Quant à l'autre lieu, nous allons y passer, après une montée dans le bois des côtes de Meuse.

 

l'arrivée à la chapelle de Bures

Après une grimpette d'une centaine de mètres - de dénivelé - dans les bois, nous arrivons par le plateau à la chapelle des Bures, un lieu de pause traditionnel pour les marcheurs et les vététistes.

La chapelle a été construire en 1890 sur le promontoire de la côte des Bures, à 372 mètres d'altitude.

Les bures sont les feux de joie qu’on allumait jadis sur les lieux élevés, à la Saint Jean d’été et au dimanche dit des Bures.

La fête des Bures semble avoir été célébrée dans les villages lorrains, comme liée à la tradition du Carnaval, à la période de l'équinoxe de printemps, et aussi au passage des jeunes, garçons et filles vers l'âge adulte.

 

la chapelle de Bures

C'est un sculpteur de Saint Mihiel, Chenin Bichet, qui fut chargé de construire cette chapelle de style néo gothique, grâce à la générosité d'une famille pieuse.

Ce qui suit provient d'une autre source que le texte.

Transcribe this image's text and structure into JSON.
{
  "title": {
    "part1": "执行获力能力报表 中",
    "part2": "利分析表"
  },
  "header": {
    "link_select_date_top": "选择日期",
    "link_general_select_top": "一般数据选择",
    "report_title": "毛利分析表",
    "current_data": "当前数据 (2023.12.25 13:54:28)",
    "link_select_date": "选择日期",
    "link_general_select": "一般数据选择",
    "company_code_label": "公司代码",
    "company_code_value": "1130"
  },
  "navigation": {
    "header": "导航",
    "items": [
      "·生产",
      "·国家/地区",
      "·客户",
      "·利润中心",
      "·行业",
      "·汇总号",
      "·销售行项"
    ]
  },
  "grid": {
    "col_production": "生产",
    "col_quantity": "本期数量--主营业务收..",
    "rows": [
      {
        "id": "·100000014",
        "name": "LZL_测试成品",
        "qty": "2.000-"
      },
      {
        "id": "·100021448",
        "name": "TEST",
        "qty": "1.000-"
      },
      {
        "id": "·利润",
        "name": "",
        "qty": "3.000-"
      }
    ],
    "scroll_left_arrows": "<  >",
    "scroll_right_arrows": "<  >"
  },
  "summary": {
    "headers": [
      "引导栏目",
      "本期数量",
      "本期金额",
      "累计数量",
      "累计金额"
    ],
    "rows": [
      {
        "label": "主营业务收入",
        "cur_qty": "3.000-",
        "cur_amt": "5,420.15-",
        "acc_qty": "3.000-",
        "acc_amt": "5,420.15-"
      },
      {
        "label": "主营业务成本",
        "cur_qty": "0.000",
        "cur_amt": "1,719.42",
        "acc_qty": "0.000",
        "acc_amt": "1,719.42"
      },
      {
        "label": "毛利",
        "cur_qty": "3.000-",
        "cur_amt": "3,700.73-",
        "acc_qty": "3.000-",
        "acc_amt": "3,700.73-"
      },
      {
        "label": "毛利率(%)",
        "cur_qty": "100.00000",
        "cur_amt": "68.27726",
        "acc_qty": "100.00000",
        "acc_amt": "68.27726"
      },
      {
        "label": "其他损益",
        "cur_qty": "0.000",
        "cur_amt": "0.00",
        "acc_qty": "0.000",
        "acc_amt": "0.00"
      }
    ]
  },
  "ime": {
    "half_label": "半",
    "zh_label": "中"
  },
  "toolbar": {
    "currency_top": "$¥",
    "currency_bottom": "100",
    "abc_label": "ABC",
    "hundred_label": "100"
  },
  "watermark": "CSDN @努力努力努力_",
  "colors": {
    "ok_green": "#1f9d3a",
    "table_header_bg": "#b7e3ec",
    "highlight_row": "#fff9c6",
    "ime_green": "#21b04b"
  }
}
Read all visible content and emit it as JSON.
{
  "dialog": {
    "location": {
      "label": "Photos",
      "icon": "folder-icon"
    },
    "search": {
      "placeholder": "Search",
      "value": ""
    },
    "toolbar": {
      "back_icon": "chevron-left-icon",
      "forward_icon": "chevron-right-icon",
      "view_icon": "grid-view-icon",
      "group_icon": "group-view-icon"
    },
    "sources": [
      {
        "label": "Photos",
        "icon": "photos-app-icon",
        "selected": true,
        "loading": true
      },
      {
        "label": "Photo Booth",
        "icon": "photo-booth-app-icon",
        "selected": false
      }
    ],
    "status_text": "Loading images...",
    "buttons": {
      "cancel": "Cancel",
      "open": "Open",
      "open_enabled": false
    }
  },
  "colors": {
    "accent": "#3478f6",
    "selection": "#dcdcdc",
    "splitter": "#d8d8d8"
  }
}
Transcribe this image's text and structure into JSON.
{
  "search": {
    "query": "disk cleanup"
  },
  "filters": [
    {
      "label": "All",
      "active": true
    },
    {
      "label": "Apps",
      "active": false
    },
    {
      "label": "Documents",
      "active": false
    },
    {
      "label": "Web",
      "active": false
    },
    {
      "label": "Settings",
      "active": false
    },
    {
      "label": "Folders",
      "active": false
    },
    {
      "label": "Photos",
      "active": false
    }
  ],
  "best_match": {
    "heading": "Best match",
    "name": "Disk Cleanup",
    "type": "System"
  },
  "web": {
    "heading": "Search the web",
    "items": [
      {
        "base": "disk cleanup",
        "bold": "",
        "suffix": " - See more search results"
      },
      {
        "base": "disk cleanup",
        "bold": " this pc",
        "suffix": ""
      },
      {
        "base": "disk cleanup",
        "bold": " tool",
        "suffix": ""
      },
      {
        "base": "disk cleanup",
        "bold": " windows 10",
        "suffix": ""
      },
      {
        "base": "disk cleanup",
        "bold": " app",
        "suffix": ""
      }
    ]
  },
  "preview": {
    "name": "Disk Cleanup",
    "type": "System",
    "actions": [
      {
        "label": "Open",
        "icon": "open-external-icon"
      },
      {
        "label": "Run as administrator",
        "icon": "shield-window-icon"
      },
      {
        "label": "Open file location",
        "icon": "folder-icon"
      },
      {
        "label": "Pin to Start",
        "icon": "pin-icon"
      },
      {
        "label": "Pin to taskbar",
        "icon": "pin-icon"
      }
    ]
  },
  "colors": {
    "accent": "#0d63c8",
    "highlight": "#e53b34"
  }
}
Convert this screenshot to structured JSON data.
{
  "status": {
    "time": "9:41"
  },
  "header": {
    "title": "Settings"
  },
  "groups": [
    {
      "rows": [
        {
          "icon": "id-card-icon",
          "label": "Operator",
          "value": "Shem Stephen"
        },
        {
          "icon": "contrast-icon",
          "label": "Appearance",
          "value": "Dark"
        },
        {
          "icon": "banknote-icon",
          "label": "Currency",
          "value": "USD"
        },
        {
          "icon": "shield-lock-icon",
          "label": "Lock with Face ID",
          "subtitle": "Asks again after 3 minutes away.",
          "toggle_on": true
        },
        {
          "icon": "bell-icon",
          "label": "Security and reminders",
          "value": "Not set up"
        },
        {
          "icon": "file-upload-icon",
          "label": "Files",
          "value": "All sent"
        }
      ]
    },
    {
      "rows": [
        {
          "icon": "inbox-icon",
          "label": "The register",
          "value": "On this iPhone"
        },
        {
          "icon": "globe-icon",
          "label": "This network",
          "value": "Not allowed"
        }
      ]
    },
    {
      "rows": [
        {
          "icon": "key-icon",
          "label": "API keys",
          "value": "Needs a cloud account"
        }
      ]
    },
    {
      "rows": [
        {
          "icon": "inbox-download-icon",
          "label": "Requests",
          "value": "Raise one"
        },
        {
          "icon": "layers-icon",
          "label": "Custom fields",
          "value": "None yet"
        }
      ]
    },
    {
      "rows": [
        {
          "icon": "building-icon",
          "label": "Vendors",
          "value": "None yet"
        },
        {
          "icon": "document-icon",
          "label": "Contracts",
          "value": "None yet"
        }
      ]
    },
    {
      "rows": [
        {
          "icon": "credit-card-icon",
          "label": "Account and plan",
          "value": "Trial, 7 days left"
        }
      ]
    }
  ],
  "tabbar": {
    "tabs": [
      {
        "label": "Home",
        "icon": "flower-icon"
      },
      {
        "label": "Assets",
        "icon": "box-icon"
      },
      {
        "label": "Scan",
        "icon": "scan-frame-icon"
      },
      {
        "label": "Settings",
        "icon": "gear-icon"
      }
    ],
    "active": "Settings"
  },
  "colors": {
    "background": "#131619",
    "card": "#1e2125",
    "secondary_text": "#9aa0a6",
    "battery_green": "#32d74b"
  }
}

La chapelle est surmontée d'une statue de la vierge Marie, de 3 mètres de haut; sous la statue figure l’inscription en latin d'une invocation à Marie : "Sub tuum refugium confugimus" pouvant être traduite par "Sous l’abri de ta miséricorde, nous nous réfugions".

Le blason de Buxières sous les Côtes contient la représentation de la chapelle.

 

la descente de la Crioche

Nous redescendons dans la plaine par la côte de la Crioche.

Heudicourt a une large rue principale contrastant avec les rues de certains villages sous les Côtes, paraissant blotties sous la pente.

L'église Saint Germain d'Auxerre, construite en 1777, et détruite pendant la première Guerre Mondiale, a été reconstruite à l'identique dans les années 1920.

 

le gayoir d'Heudicourt

A l'entrée du village nous ne pouvons pas manquer de voir le gayoir, rénové en 1991.

Cet ouvrage en pierre de taille permettait d'abreuver les bœufs et les chevaux de trait, de leur rafraichir les pattes et de laver les attelages et les charrettes au retour des champs.

L'eau provient du captage de la source de la Pilotte située sur le coteau.

Les gayoirs, ou guéoirs, ou égayoir, sont des ouvrages relativement fréquents en Lorraine, mais celui ci est très bien conservé.

 

le retour par la digue des Chevaliers

Nous revenons à Nonsard par la digue des Chevaliers.